Contrary to South Africa’s recent slate of poor economic growth, it has over the past two decades shown overall improvements, boosting living standards and reducing poverty nationwide. However, significant reforms are necessary to accelerate growth and create a self-sustaining platform for the country.
South Africa, through the National Development Plan (NDP) aims to eliminate poverty and reduce inequality by 2030. Part and parcel of this, government has seen an opportunity in building local capabilities and creating an inclusive economy through localisation. This has been done before, point in case South Korea.
South Korea the industrialist
South Korea is recognised for its spectacular rise from one of the poorest countries in the world to a developed, high-income country in just one generation. Following the Korean War in 1953, and having almost no natural resources and suffering from overpopulation, they turned to localisation.
The Koreans aimed to acquire the capabilities with which Korean industry could independently construct high-quality nuclear power plants within various constraints. In 1983, localisation agreements were implemented with foreign contractors to establish the technology base of domestic companies with a primary objective of achieving 95% localisation by the end of 1995. They rapidly reconstructed and developed their economy and by 2000, South Korea had increased their GDP by 728%, while South Africa improved by a meagre 69% over the period.
South Africa, down but not out
Similar to the butterfly effect, an initial local investment can create an economic ripple effect which will lead to major direct, indirect and induced economic impacts.
Take, for example, the purchase of new locomotives. As an alternative to importing locomotives and having money exit the country, government has required international original equipment manufacturers (OEMs) to transfer capabilities and procure components from established local suppliers.

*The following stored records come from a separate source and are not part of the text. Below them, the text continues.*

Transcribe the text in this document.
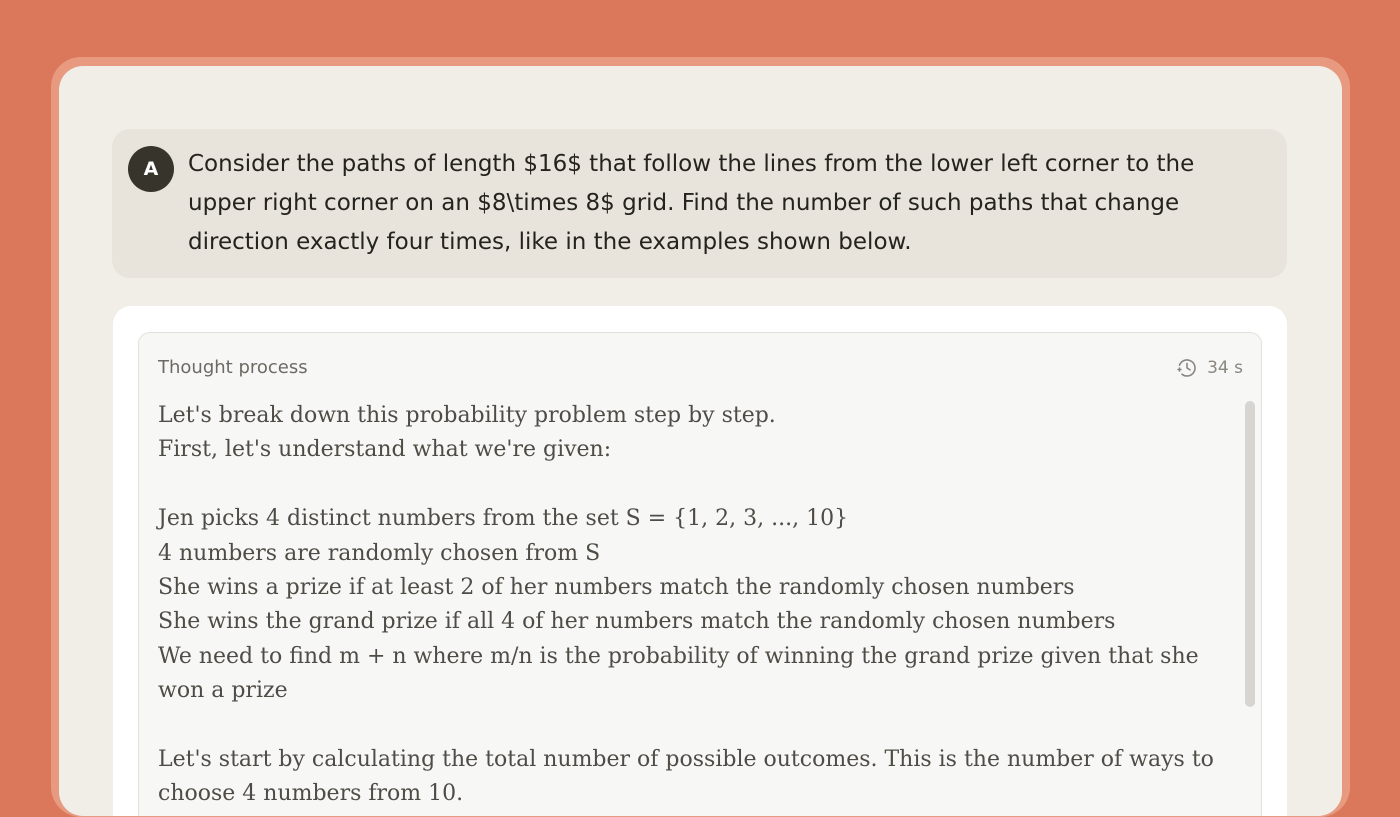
A	Consider the paths of length $16$ that follow the lines from the lower left corner to the upper right corner on an $8\times 8$ grid. Find the number of such paths that change direction exactly four times, like in the examples shown below.

Thought process	34 s
Let's break down this probability problem step by step.
First, let's understand what we're given:
Jen picks 4 distinct numbers from the set S = {1, 2, 3, ..., 10}
4 numbers are randomly chosen from S
She wins a prize if at least 2 of her numbers match the randomly chosen numbers
She wins the grand prize if all 4 of her numbers match the randomly chosen numbers
We need to find m + n where m/n is the probability of winning the grand prize given that she won a prize
Let's start by calculating the total number of possible outcomes. This is the number of ways to choose 4 numbers from 10.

Local jobs will be created, value adding manufacturing will contribute to GDP, salaries and wages will increase and will contribute to household income. Employees will spend money and they will contribute towards taxes and government revenue.
Because we are late to the game, we need to fast track innovation on the back-end of a platform with the following six elements:
- Clear strategic intent is required by government on priority segments
- A clear view of the demand signals and marketplace, including regional integration
- Investment from both the private and public sector (in the words of our CEO – it takes two to tango)
- Time and reciprocity – long-term supply and manufacturing contracts to allow adequate settling in of skills transfer and competitiveness
- Sensible financing terms by financiers
- A competent set of members at the dinner table playing by the rules of the game to avoid bullying, corruption and greed
South Africa has embarked on some local programmes which may well have spurred some of its tailwind growth. The real question is whether it is so far behind other countries, that the growth led by industrialisation will remain an ideology rather than an implementable reality. If we aim for the latter, then South Africa needs to get its affairs in order and craft its industrialisation game plan soon.